Now, to be clear, prosperity is not broadly shared and that leads to a great deal of status anxiety among middle class and working class Americans.  We define our level of prosperity relatively, not absolutely, and we do so relative to our neighbors, not the global masses.

But in an absolute sense, we have moved as a culture from what are called "survival values" to more post-modern values.  The vast majority no longer fear starvation, homelessness, epidemic or war.  It's simply not a reality we deal with in 21st century America.

And since we are evolutionarily hard-wired for fear, we tend to create it where it doesn't exist. This is why The Walking Dead and InfoWars are both popular.  We have lost our sense of perspective on what's really dangerous.  We fret about someone abducting our child, when we should really worry about the immense amount of shit we feed them.  We worry about Ebola but not the measles.

I grew up legitimately fearful that the world would end in a nuclear holocaust.  During the Able Archer exercise in 1983, we came pretty damned close.  The Reagan years were a time of dread at the periphery of our vision.

Millenials have grown up under the threat of 9/11.  But the thing about terrorism - and ISIL realizes this better than anyone - is that its impact is out of proportion to its threat.  It's weapon is fear, not death (though death is a means to this fear).  The Islamic State has mastered this language of fear by executing people on YouTube.  I haven't kept count, but I think the number of people killed for video consumption is around 10, give or take.

I don't mean to negate the suffering of the families involved, but that's a small number.  Boko Haram kills that many people by accident in a busy day.

And so Millenials - living in a really warped world of fear - have come to see things like vaccines as threats, because they don't understand what measles looks like.  Having eradicated the true threat, we are left to create new ones.
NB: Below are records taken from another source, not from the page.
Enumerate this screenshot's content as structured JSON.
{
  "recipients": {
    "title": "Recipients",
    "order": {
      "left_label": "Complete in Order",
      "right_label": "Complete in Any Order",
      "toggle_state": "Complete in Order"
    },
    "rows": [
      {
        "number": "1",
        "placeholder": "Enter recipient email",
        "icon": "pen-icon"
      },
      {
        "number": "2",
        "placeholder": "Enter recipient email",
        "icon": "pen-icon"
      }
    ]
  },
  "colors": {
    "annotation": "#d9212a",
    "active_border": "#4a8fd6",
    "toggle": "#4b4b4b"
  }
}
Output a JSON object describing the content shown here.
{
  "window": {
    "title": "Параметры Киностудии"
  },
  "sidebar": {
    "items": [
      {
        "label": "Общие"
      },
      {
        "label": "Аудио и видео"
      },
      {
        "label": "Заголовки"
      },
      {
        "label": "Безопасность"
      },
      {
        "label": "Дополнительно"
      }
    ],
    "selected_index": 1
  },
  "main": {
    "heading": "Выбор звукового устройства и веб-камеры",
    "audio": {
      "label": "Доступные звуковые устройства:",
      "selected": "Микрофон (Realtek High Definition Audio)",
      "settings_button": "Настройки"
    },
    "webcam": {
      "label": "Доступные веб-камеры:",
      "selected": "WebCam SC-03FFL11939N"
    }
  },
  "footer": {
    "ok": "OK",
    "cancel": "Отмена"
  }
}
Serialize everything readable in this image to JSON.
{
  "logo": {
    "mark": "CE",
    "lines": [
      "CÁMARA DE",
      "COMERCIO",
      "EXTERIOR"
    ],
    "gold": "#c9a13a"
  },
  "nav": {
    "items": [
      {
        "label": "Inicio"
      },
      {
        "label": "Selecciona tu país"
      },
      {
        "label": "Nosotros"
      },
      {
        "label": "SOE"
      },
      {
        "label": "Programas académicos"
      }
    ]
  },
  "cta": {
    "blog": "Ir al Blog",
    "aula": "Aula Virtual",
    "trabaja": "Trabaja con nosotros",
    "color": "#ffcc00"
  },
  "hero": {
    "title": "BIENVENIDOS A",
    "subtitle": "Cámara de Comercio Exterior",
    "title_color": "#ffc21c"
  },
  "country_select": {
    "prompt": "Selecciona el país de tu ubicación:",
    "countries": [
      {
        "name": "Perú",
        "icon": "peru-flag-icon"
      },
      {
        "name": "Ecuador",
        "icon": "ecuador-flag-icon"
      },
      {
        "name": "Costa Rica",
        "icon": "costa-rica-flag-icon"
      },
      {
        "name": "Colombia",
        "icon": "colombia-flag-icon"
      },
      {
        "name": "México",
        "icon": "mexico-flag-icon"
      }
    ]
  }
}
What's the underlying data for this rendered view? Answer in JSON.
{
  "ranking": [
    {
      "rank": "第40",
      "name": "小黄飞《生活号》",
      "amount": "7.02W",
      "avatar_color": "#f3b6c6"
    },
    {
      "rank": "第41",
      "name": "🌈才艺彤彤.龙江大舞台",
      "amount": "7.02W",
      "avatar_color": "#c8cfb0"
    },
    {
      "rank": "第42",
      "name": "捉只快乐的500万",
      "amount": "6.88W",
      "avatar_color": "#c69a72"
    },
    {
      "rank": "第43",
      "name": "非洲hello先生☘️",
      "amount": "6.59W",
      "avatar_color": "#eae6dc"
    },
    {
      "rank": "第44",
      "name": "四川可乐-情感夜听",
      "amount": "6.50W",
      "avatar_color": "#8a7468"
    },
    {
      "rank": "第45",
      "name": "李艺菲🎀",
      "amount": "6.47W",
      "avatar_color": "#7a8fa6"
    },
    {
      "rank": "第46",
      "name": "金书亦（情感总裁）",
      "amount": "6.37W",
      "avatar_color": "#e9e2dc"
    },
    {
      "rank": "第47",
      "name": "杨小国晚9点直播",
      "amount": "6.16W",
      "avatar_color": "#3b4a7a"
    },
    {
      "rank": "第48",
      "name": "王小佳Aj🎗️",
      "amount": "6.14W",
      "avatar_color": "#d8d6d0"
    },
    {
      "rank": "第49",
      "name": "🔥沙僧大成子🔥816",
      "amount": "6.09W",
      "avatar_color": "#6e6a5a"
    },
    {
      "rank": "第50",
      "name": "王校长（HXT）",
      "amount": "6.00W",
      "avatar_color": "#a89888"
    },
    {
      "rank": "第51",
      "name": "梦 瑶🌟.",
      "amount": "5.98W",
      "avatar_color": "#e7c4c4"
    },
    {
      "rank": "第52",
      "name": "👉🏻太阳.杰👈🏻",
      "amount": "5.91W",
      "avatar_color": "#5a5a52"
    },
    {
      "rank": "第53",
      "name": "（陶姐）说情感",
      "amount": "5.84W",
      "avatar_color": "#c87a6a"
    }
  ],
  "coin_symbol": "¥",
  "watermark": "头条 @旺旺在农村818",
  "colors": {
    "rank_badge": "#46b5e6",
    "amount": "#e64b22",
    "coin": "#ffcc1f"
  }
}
I often wonder what would have happened if 9/11 hadn't happened.  If you take the combined traffic fatalities of Memorial Day, Independence Day, Labor Day, Thanksgiving, Christmas and New Years, you'd roughly approach the loss of life on 9/11.  But that event worked as Bin Laden intended, because we have become captured by outsized fears.  We even went so far as to invade the wrong country to assuage those fears.  Smoking guns...mushroom clouds.

The fact that Millenials in particular have seized on the vaccine myths is not really surprising in this light.